Is a 16 team Super-League The Answer to The Elite European Football Clubs’ Search for a Solution for Increasing Revenue Pressure

By Jack Deacon

FC Barcelona President Sandro Rosell, Bill Gates, and Josep Guardiola Join Forces to End Polio
Photo used under creative commons from Gates Foundation

Arsene Wenger predicted in 2009 that a European Super League would be in place within ten years. The concept has been subject for careful contemplation by the great and the good of football for several years.

The main reason for the demand of a Super League is the increasing pressure elite clubs are facing to generate revenue and their frustration at having to release players for so many international fixtures.

Most elite clubs’ enthusiasm for a breakaway league has partially dampened because of concerns about difficulties in implicating the league.

There is a reluctance to get on the wrong side of national governing bodies, but the idea for a 16-team league is now being proposed.

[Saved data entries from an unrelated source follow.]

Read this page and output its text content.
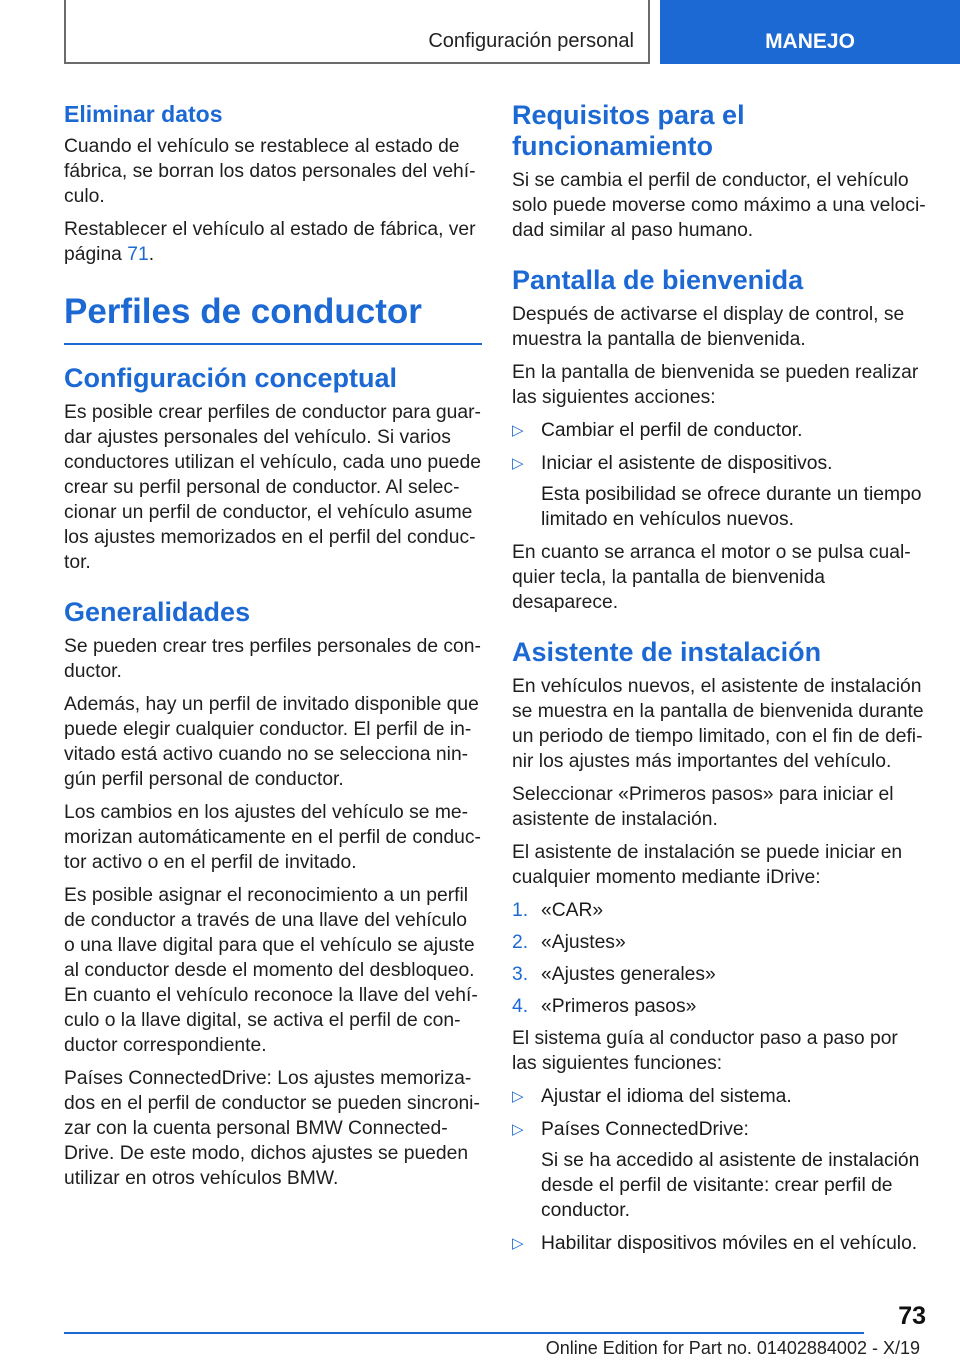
Configuración personal	MANEJO
Eliminar datos

Cuando el vehículo se restablece al estado de fábrica, se borran los datos personales del vehículo.

Restablecer el vehículo al estado de fábrica, ver página 71.

Perfiles de conductor
Configuración conceptual

Es posible crear perfiles de conductor para guardar ajustes personales del vehículo. Si varios conductores utilizan el vehículo, cada uno puede crear su perfil personal de conductor. Al seleccionar un perfil de conductor, el vehículo asume los ajustes memorizados en el perfil del conductor.

Generalidades

Se pueden crear tres perfiles personales de conductor.

Además, hay un perfil de invitado disponible que puede elegir cualquier conductor. El perfil de invitado está activo cuando no se selecciona ningún perfil personal de conductor.

Los cambios en los ajustes del vehículo se memorizan automáticamente en el perfil de conductor activo o en el perfil de invitado.

Es posible asignar el reconocimiento a un perfil de conductor a través de una llave del vehículo o una llave digital para que el vehículo se ajuste al conductor desde el momento del desbloqueo. En cuanto el vehículo reconoce la llave del vehículo o la llave digital, se activa el perfil de conductor correspondiente.

Países ConnectedDrive: Los ajustes memorizados en el perfil de conductor se pueden sincronizar con la cuenta personal BMW ConnectedDrive. De este modo, dichos ajustes se pueden utilizar en otros vehículos BMW.

Requisitos para el funcionamiento

Si se cambia el perfil de conductor, el vehículo solo puede moverse como máximo a una velocidad similar al paso humano.

Pantalla de bienvenida

Después de activarse el display de control, se muestra la pantalla de bienvenida.

En la pantalla de bienvenida se pueden realizar las siguientes acciones:

▷ Cambiar el perfil de conductor.
▷ Iniciar el asistente de dispositivos.
Esta posibilidad se ofrece durante un tiempo limitado en vehículos nuevos.

En cuanto se arranca el motor o se pulsa cualquier tecla, la pantalla de bienvenida desaparece.

Asistente de instalación

En vehículos nuevos, el asistente de instalación se muestra en la pantalla de bienvenida durante un periodo de tiempo limitado, con el fin de definir los ajustes más importantes del vehículo.

Seleccionar «Primeros pasos» para iniciar el asistente de instalación.

El asistente de instalación se puede iniciar en cualquier momento mediante iDrive:

1. «CAR»
2. «Ajustes»
3. «Ajustes generales»
4. «Primeros pasos»

El sistema guía al conductor paso a paso por las siguientes funciones:

▷ Ajustar el idioma del sistema.
▷ Países ConnectedDrive:
Si se ha accedido al asistente de instalación desde el perfil de visitante: crear perfil de conductor.
▷ Habilitar dispositivos móviles en el vehículo.
73
Online Edition for Part no. 01402884002 - X/19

The idea for major leagues to cut their number of teams from 20 to 16 was put forward by Sandro Rosell, Barcelona’s President, at a press conference in Qatar last week.

He also suggested that Champions League fixtures should take centre stage and be played on weekends, with Premier League games being shifted to mid-week evenings.

Rosell, also president of the European Club Association (ECA), said: “We want a bigger Champions League and hope one day we could play perhaps Barcelona versus Manchester United on Saturdays.

“It’s something all of them would have to agree to. That includes the Premier League. The objective of reducing from 20 to 16 teams is to give more space to our players.”

Richard Scudamore, Premier League chief executive, dismissed the proposals as short-sighted, saying: “Well, that’s very nice of him to issue that as a statement but that’s a very Barcelona-centric view.
“Our clubs have no view to be playing European football on a weekend. European football is a midweek competition and domestic football is a weekend competition.”

The 16-team league would substantially reduce the workload of players as there would be eight less games a season for each team.

But while the top clubs would generate enormous revenue from ties with Europe’s elite teams, the four teams sacrificed would lose huge sums of money.

The Premier League’s website reported that it generated at least £39m in domestic television rights revenue for each of his 20 members last year, so owners are unlikely to back down without a fight.

Not only do teams in the Football League make far less money than Premier League teams, but they’re also harder to sell, as foreign owners rarely look beyond the top league when they’re looking to take control of an English club.

The ECA, whose nine most influential members are Real Madrid; Milan; Liverpool; Internazionale; Manchester United; Barcelona; Arsenal; Chelsea; and Bayern, are no doubt aware that their memorandum of understanding with UEFA expires in 2014.

They’re perhaps testing UEFA’s resolve over a range of proposals to see if they should stay under UEFA’s umbrella or break away and form a separate league.

The idea was revisited by Rosell in his press conference last week. He said: “If UEFA and the ECA reach an agreement then that’s good for both parties.

“If not, with or without the UEFA umbrella, the ECA is entitled to organise their own champions’ competition by themselves. In the worst case scenario, we will go away from UEFA.”